Hackers admit stealing data worth millions from Army, Microsoft, more
By Lauren Raab
Two members of an international hacking ring pleaded guilty Tuesday for their roles in stealing $100 million worth of intellectual property and other data from the United States (US) Army, Microsoft, and several other technology companies, and two other people also have been indicted, the Department of Justice said.
"The members of this international hacking ring stole trade secret data used in high-tech American products, ranging from software that trains US soldiers to fly Apache helicopters to Xbox games that entertain millions around the world," Assistant Attorney General Leslie R. Caldwell said in a statement.

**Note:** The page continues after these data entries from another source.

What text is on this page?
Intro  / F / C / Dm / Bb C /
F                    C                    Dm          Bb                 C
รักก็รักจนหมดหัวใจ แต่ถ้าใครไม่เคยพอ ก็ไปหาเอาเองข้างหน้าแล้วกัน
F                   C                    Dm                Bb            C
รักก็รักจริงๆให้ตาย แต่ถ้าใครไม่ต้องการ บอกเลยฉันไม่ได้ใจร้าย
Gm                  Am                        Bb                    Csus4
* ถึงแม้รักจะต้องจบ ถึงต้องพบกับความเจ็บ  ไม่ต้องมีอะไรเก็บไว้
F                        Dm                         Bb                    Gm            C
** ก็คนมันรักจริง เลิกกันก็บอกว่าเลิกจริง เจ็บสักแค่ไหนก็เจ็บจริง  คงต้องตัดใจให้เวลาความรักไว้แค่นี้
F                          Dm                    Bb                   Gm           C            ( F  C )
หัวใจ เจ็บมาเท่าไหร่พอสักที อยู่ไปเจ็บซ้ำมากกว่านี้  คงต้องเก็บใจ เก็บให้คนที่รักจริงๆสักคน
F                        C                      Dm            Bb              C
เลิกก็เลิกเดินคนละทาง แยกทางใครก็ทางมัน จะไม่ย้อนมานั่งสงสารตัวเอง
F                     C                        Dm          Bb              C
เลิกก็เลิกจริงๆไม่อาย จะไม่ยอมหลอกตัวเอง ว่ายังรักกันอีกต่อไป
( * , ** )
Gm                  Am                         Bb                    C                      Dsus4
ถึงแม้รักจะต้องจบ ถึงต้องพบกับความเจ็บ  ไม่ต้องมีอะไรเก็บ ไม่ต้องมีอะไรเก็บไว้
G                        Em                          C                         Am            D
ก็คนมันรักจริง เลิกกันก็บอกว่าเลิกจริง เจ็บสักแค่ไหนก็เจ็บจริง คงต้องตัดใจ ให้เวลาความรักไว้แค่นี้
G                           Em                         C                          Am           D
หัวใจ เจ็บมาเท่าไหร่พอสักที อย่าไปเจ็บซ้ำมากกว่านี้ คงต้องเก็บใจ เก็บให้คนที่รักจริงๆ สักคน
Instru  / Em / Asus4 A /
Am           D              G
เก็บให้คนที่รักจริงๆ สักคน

The indictment, unsealed Tuesday, says the defendants hacked into networks belonging to the Army, Microsoft Corp, Epic Games Inc, Valve Corp and Zombie Studios from January 2011 to March 2014 and conspired to use and sell information they stole.
It accuses them of taking information related to Microsoft's Xbox Live and then-unreleased Xbox One; software that Zombie Studios developed for the Army that simulates flying Apache helicopters; pre-release versions of the Epic video game "Gears of War 3" and the Activision video game Call of Duty: Modern Warfare 3; employee login information and other data from Valve; and more than $5,000 worth of "confidential data" from the Army.
Sanadodeh Nesheiwat, 28, of New Jersey, and David Pokora, 22, of Canada pleaded guilty to conspiracy to commit computer fraud and copyright infringement, the Justice Department said. They are to be sentenced January 13.
federal grand jury
A federal grand jury indicted Nesheiwat and Pokora - as well as Nathan Leroux, 20, of Bowie, Maryland; and Austin Alcala, 18, of McCordsville, Indiana - in April. The indictment alleges conspiracies to commit computer fraud, copyright infringement, wire fraud, mail fraud, identity theft and theft of trade secrets, the Justice Department said. It also contains counts of wire fraud, aggravated identity theft and unauthorised computer access.
The indictment refers to two co-conspirators, one from North Carolina and one from Australia. Neither is charged in the indictment, but the Justice Department said an Australian citizen was facing charges in his home country.